Por Cléber Sérgio de Seixas

Em quase todas as antigas religiões era comum a utilização de ritos sacrificiais para agradar aos deuses. Em grande parte das vezes era oferecido em sacrifício um animal ou mesmo outro ser humano (uma virgem, uma criança etc) para expiar pecados de indivíduos ou grupos de indivíduos, ou mesmo para garantir uma colheita abundante no fim de um determinado período. O sacrifício também servia como aplacador da ira divina. Tal prática ocorreu do antigo Egito até ao berço da civilização cristã, a Palestina. Circunscrevendo-se ao Cristianismo, vêem-se as bases de seu rito sacrificial sendo lançadas na religião que o precedera, o Judaísmo, nos idos do patriarca Moisés - apesar de os escritos bíblicos remontarem suas origens aos mais remotos tempos bíblicos. Foi com Moisés que a prática de sacrificar animais como oferenda a Javé se sistematizou, a ponto de toda uma infra-estrutura ter sido formada em torno daquilo que passou a ser o centro da nação itinerante em que se transformou o ajuntamento dos fugitivos hebreus. O tabernáculo, com seu complexo cerimonial de ofertas e sacrifícios, passou a ser o centro da nação nômade hebraica, até que esta se sedentarizou além do rio Jordão. Com a construção do templo em Jerusalém, os sacrifícios continuaram, mas de forma diferente.

Certa passagem bíblica narra o episódio em que Jesus expulsa os vendedores e compradores do templo e os acusa de estarem transformando a casa de Deus em covil de salteadores (vide Bíblia em Mc 11:15-17;Lc 19:45,46;Mt 21:12,13). Outrora, no tempo do assim chamado Antigo Testamento, era comum aos israelitas criar animais não somente para consumo próprio, mas também para oferecer a Deus. Na época de Jesus talvez este costume tenha sido abandonado – não se sabe se por questões de pobreza ou simplesmente por perda da tradição - e fosse comum comprar os animais para sacrifício no próprio pátio do templo. Tal prática deve ter criado uma nova categoria de indivíduos, os cambistas. Portanto, para alguns não mais era necessário criar animais para sacrifício, mas apenas procurar pelo cambista, que já os tinha para venda, provavelmente, por um preço superfaturado. Desvirtuava-se assim a pureza e santidade daquele ambiente, que se transformou em ambiente de comércio e lucro.
Nos dias atuais também se observa uma classe de pessoas que está mercadejando com a palavra de Deus, ou seja, utilizando-a para lucro próprio, aproveitando da ingenuidade e desprovimento dos fiéis. Para esse tipo de pessoas, quanto mais miserável a situação da sociedade, melhor será o terreno para a propagação de sua pregação, pois corações e mentes estarão mais vulneráveis.

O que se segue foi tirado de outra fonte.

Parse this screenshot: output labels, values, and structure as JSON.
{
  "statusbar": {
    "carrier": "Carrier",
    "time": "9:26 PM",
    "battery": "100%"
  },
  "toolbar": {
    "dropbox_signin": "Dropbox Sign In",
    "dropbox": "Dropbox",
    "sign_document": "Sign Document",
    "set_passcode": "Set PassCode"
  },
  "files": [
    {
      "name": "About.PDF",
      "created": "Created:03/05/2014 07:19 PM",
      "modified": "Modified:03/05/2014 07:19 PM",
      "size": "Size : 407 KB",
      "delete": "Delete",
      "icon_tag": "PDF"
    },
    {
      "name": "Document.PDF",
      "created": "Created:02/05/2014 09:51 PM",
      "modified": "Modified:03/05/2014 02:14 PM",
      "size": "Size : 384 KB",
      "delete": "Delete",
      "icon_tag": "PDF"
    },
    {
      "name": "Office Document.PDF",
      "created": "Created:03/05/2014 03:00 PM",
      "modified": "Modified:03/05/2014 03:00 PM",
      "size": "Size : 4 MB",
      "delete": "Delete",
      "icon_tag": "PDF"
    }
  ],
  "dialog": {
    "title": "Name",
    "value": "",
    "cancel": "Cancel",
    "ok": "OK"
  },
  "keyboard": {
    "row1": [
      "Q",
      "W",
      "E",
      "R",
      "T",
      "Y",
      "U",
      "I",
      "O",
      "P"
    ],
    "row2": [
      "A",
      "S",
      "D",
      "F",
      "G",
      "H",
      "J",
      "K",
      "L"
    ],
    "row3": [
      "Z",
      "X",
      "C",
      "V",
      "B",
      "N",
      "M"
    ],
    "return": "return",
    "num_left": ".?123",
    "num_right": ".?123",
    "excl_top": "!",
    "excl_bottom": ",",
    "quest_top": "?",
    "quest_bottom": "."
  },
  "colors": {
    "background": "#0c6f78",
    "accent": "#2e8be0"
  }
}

O evangelho de João menciona uma multidão seguindo a Jesus após este ter multiplicado pães e peixes. Como homem-Deus, ele bem sabia o que continha o coração daqueles seguidores oportunistas. Desta feita, virou-se para eles e afirmou: “em verdade, em verdade vos digo: vós me procurais, não porque vistes os sinais, mas porque comestes dos pães e vos fartastes. Trabalhai não pela comida que perece, mas pela que subsiste para a vida eterna, a qual o filho do homem vos dará...” (Jo 6:26,27). Em outras palavras, Jesus estava dando um recado àqueles que o estavam seguindo apenas com o intuito de garantir o próprio bem-estar, isto é, àqueles que não o seguiam por amá-lo, mas por estarem interessados naquilo que ele poderia lhes prover em termos materiais. Assim sendo, convida-os a comerem uma comida que duraria pela eternidade, não aquela que eles deveriam comer diariamente.

Encontramos atualmente muitos cristãos seguindo a Deus tal como aquela multidão seguia a Jesus, ou seja, mais interessados em satisfazer os próprios anseios do que imbuídos do desejo de servir a Deus sem almejar algum tipo de recompensa. Sob este prisma o rei é convertido em criado, o soberano em servo, na medida em que os desejos do fiel se sobressaem àqueles que seriam os projetos divinos. Tais indivíduos dissimulam seus interesses particulares sob o áureo manto dos interesses de Deus, assim como encobrem seus erros e defeitos debaixo daquilo que seriam os retos desígnios de Deus.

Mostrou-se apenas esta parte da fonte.